Functional electrical stimulation (FES) induced cycling is a common rehabilitative therapy. Closed-loop FES control holds the promise to improve rehabilitation procedures. However, FES results in a delay between the time of stimulation and muscle contraction and rapidly fatigues muscle. The purpose of this study is to measure the FES-induced delay on an FES cycle and to understand how the delay varies as a function of how long the user has been cycling and a function of the crank angle.

Study Overview

• Status: Completed
• Conditions: Neurological Disorders
• Intervention / Treatment: Device: Functional Electrical Stimulation (FES) Control Protocol; Device: Functional Electrical Stimulation (FES) Angle Protocol

Detailed Description

This study will use non-invasive approaches (surface electrodes, encoders, torque meters, motors) to study muscle delay and how muscle fatigues for both individuals possessing movement disorders and healthy individuals. Individuals with movement disorders are often susceptible to partial or total paralysis. This paralysis often leads to an increasingly sedentary lifestyle. By implementing the intelligent closed-loop control of FES-cycling, FES-therapy can be made more effective, combating the effects of sedentary lifestyles. Using data obtained from non-invasive sensors, the study team will apply analytical techniques to quantify FES muscle delay and how well individuals can track a desired cadence as the muscle fatigues. A challenge associated with FES-induced cycling is that there exists a delay between the time when FES is applied and the time when the muscle contracts. There is likewise a delay between the time FES is removed and the time the muscle ceases to contract. Previous studies have measured this delay and determined that it varies with fatigue. A goal of this project is to measure this delay on an FES-cycle and to determine how this delay varies as a result of FES-induced cycling. Another goal is to determine what effect the crank angle has on the delay as well as on the muscle control effectiveness. This study will provide insight into how engineering can be combined with healthcare and therapy to better both fields and bridge the gap between engineering and medicine.
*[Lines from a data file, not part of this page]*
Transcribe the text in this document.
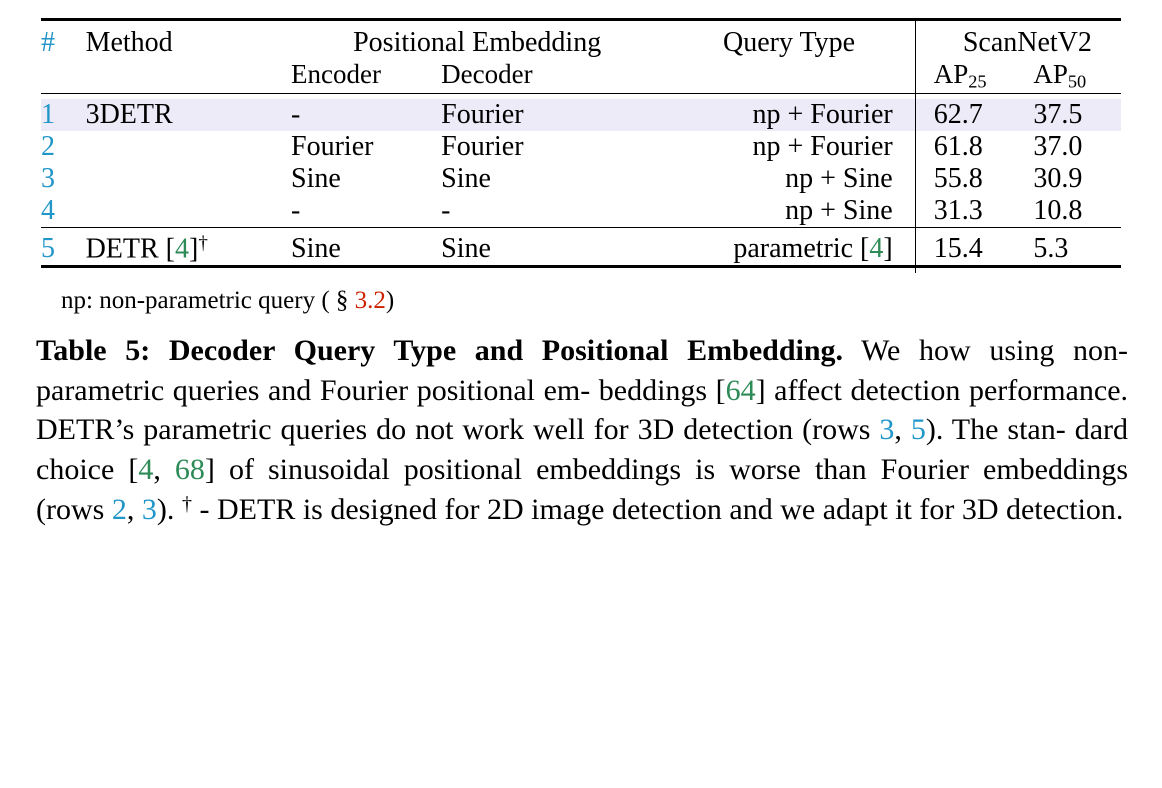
#	Method	Positional Embedding		Query Type	ScanNetV2	
		Encoder	Decoder		$AP_{25}$	$AP_{50}$

1	3DETR	-	Fourier	np + Fourier	62.7	37.5
2		Fourier	Fourier	np + Fourier	61.8	37.0
3		Sine	Sine	np + Sine	55.8	30.9
4		-	-	np + Sine	31.3	10.8

5	DETR [4]†	Sine	Sine	parametric [4]	15.4	5.3

np: non-parametric query ( § 3.2)
Table 5: Decoder Query Type and Positional Embedding. We how using non-parametric queries and Fourier positional em- beddings [64] affect detection performance. DETR’s parametric queries do not work well for 3D detection (rows 3, 5). The stan- dard choice [4, 68] of sinusoidal positional embeddings is worse than Fourier embeddings (rows 2, 3). † - DETR is designed for 2D image detection and we adapt it for 3D detection.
• Study Type: Interventional
• Enrollment (Actual): 13
• Phase: Not Applicable

Contacts and Locations

Study Locations

• United States
  • Florida
    • Gainesville, Florida, United States, 32603
      • NCR lab in MAE-B building at the University of Florida

Participation Criteria

Eligibility Criteria

• Ages Eligible for Study: 18 years to 65 years (Adult, Older Adult)
• Accepts Healthy Volunteers: No
• Genders Eligible for Study: All

Description

Inclusion Criteria:

• healthy normal individuals aged 18-65 and individuals with movement disorders (e.g., spinal cord injury, Parkinson's disease, stroke)
• capable to perform the cycling exercises either voluntarily or under controlled electrical stimulation
• all participants have to be medically stable (i.e., do not exhibit asymptomatic osteoporosis, cardiopulmonary disease, pain, or other significant medical complications that would prohibit or interfere with testing or training)
• for neurologically impaired individuals, they should have a single neurologic condition
• under all situations the body size and weight of participant has to be compatible with the testing apparatus to ensure safety at all times

Exclusion Criteria:

• participants who are unresponsive to surface FES are not considered eligible for the study
• a history of significant cardiovascular disorders, chronic arterial diseases or congestive cardiac failure, including being medicated for hypertension and/or have an implanted pacemaker
• have a history of major musculoskeletal problems that limit hip and knee extension such as orthopedic surgery, including ACL reconstruction and/or joint replacements
• participants with denervated muscle, severe osteoporosis or abnormal bone formation in hip/knee joints, bone fractures, acute hernia, severe muscle spasticity, infection in the lower extremities, epilepsy, diabetes, severe angina, pressure ulcers, vein thrombosis, and any ailments causing high fever, high blood pressure or high heart rate
• pregnant women, children/minors, adults with diminished decision-making capacity, and non-English speakers
• under all situations the body size and weight of participant has to be compatible with the testing apparatus to ensure safety at all times

Study Plan

How is the study designed?

Design Details

• Primary Purpose: Supportive Care
• Allocation: N/A
• Interventional Model: Single Group Assignment
• Masking: None (Open Label)

Number of Arms

1

Arms and Interventions

Participant Group / Arm

Intervention / Treatment

Experimental: Healthy Individuals and those with Movement Disorders; Participants will perform the FES cycling protocol along with the FES angle protocol.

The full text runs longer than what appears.